Dynamic association of epigenetic H3K4me3 and DNA 5hmC marks in the dorsal hippocampus and anterior cingulate cortex following reactivation of a fear memory

- Memory reactivation increases H3K4me3 in hippocampus and anterior cingulate cortex.
- Memory retrieval triggers DNA 5hmC in hippocampus and anterior cingulate cortex.
- Mll1 knockdown prevents retrieval induced H3K4me3 and DNA 5hmC changes.
- Recent or remote retrieval increases H3K4me3 & DNA 5hmC at different gene regions.

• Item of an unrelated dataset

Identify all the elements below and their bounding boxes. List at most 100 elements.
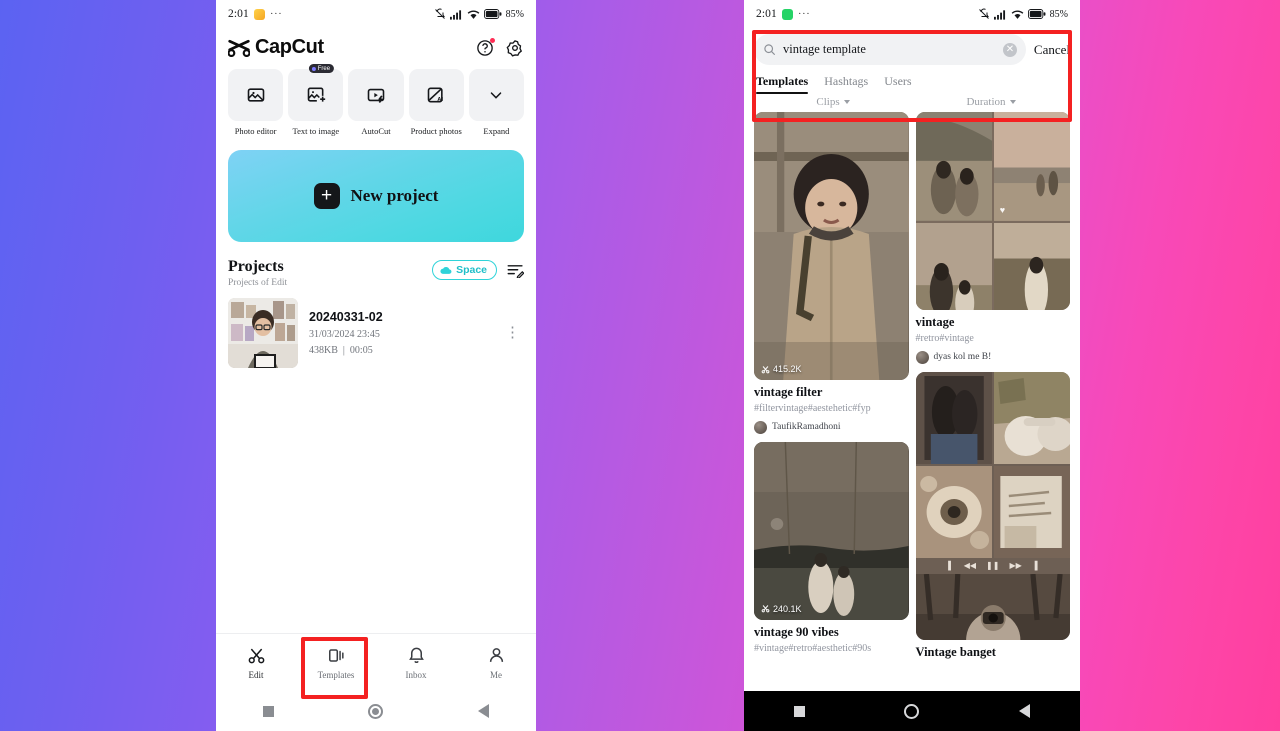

Epigenetic mechanisms such as DNA methylation and histone methylation are critical regulators of gene transcription changes during memory consolidation. However, it is unknown how these epigenetic modifications coordinate control of gene expression following reactivation of a previously consolidated memory. Here, we found that retrieval of a recent contextual fear conditioned memory increased global levels of H3 lysine 4-trimethylation (H3K4me3) and DNA 5-hydroxymethylation (5hmC) in area CA1 of the dorsal hippocampus. Further experiments revealed increased levels of H3K4me3 and DNA 5hmC within a CpG-enriched coding region of the Npas4, but not c-fos, gene. Intriguingly, retrieval of a 30-day old memory increased H3K4me3 and DNA 5hmC levels at a CpG-enriched coding region of c-fos, but not Npas4, in the anterior cingulate cortex, suggesting that while these two epigenetic mechanisms co-occur following the retrieval of a recent or remote memory, their gene targets differ depending on the brain region. Additionally, we found that in vivo siRNA-mediated knockdown of the H3K4me3 methyltransferase Mll1 in CA1 abolished retrieval-induced increases in DNA 5hmC levels at the Npas4 gene, suggesting that H3K4me3 couples to DNA 5hmC mechanisms. Consistent with this, loss of Mll1 prevented retrieval-induced increases in Npas4 mRNA levels in CA1 and impaired fear memory. Collectively, these findings suggest an important link between histone methylation and DNA hydroxymethylation mechanisms in the epigenetic control of de novo gene transcription triggered by memory retrieval.